Certain autoimmune diseases are often associated with fatigue and fatigue. There are several reasons for this. Autoimmune disease means that the body’s own defense system is not directed against pathogens and pathogenic substances from the outside, but against the body itself. The result is excessive inflammatory reactions that can seize and damage many areas of the organism. Increased immune defense and inflammatory processes often cause fatigue. Diseases in which fatigue is more prominent than the cardinal symptoms include rheumatoid arthritis, Sjögren syndrome and systemic lupus erythematosus.

– Rheumatoid arthritis

This chronic inflammatory joint disease is characterized by characteristic symptoms, often including fatigue.

Symptoms: It comes – initially often in batches – on both sides to swelling on hands and fingers, but also on other small joints. Joint effusions are also possible. Pain often occurs at night, while at rest, but also during certain movements. Especially in the morning, hands and fingers are weak and stiff. Fatigue, fatigue, mild fever, loss of appetite can often be initial symptoms, even before the joint symptoms start.

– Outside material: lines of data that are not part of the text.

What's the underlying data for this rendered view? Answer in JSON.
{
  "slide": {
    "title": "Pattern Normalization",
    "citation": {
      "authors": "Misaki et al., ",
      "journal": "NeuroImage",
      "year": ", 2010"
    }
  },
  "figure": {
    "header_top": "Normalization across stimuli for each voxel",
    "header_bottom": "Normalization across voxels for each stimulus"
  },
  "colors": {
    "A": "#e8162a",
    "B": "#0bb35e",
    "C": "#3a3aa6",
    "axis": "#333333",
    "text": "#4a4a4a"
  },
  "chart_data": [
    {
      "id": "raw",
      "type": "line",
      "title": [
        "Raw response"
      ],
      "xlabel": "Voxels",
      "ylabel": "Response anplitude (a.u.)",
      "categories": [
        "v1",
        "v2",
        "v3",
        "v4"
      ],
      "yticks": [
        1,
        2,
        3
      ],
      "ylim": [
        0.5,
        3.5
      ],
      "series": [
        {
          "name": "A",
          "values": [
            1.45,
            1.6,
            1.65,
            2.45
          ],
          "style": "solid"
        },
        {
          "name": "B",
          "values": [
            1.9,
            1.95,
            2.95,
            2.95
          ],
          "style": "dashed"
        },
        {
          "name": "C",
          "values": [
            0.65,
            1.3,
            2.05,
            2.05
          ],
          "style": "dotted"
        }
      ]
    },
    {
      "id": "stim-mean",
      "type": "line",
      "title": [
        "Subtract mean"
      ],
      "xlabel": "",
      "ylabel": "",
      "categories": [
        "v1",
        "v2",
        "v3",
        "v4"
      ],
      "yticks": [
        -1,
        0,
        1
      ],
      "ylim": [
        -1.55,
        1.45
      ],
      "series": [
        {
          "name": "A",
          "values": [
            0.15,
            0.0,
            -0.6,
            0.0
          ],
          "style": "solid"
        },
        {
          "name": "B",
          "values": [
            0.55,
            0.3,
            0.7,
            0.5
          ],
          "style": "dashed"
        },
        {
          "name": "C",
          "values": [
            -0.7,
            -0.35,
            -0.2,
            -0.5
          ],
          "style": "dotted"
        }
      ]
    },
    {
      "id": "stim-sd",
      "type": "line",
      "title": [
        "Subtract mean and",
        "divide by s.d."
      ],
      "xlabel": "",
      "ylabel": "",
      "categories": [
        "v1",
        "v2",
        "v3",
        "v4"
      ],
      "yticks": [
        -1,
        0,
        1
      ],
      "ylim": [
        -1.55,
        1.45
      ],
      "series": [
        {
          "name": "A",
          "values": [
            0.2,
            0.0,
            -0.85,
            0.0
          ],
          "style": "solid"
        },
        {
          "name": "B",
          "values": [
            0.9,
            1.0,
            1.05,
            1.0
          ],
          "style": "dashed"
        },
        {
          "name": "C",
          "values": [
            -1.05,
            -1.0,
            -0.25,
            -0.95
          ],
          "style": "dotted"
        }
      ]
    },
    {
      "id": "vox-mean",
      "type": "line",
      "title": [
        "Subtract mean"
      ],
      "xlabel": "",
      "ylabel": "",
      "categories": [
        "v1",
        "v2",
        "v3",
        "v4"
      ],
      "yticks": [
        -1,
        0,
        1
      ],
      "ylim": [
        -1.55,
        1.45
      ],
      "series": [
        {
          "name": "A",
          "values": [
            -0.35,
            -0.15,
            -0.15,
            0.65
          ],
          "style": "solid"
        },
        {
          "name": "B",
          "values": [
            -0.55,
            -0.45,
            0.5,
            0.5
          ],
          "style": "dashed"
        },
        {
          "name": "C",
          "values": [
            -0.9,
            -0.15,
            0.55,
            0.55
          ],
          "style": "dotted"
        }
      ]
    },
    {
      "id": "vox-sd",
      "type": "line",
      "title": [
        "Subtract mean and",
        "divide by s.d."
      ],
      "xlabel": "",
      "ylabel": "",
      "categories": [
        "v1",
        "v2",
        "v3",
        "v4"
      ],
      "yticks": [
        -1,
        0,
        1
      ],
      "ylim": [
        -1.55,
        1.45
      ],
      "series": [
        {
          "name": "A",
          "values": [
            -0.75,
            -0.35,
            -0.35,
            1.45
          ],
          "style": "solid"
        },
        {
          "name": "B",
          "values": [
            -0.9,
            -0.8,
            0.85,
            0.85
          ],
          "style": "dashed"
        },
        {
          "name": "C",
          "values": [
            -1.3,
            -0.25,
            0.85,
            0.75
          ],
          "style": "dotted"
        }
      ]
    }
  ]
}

In the course of the disease, further inflammation of vessels and organs may develop, such as pericarditis. Mobility in everyday life is often difficult. That’s also why those affected often feel tired and exhausted.

– Sjögren syndrome

The second most common rheumatic disease leads to chronic inflammation of the lacrimal and salivary glands and other mucous membranes, such as the nose or bronchi. Even vessels and internal organs can get sick.

Symptoms: The effects of the disease include pronounced dry mouth and dry, burning eyes. Difficulty in swallowing and breathing, coughing, hoarseness indicate that the mucous membranes of the lower respiratory tract are also inflamed. In addition, those affected find the often sudden onset of extreme fatigue and poor performance as a burden.

– Systemic lupus erythematosus

The autoimmune disease affects the skin as well as vessels and many organs.

Symptoms: Severe fatigue, weakness, fever and difficulty in breathing are often the first and only signs of the onset of illness. Other symptoms include painful swelling of the fingers and hands as well as morning stiffness. Characteristic are butterfly-shaped, red rashes on the face, as well as rashes on the hands and other parts of the body. Sun as well as stress and mental stress intensify the complaints.

Allergies and fatigue

In some people, the immune system is hypersensitive to certain substances, allergens. The consequences are different, often violent physical reactions.

Symptoms: These include runny nose, cough, asthma or rash. Itching, swelling, nausea, vomiting, diarrhea, circulatory problems are also typical. Fatigue can be a common side effect.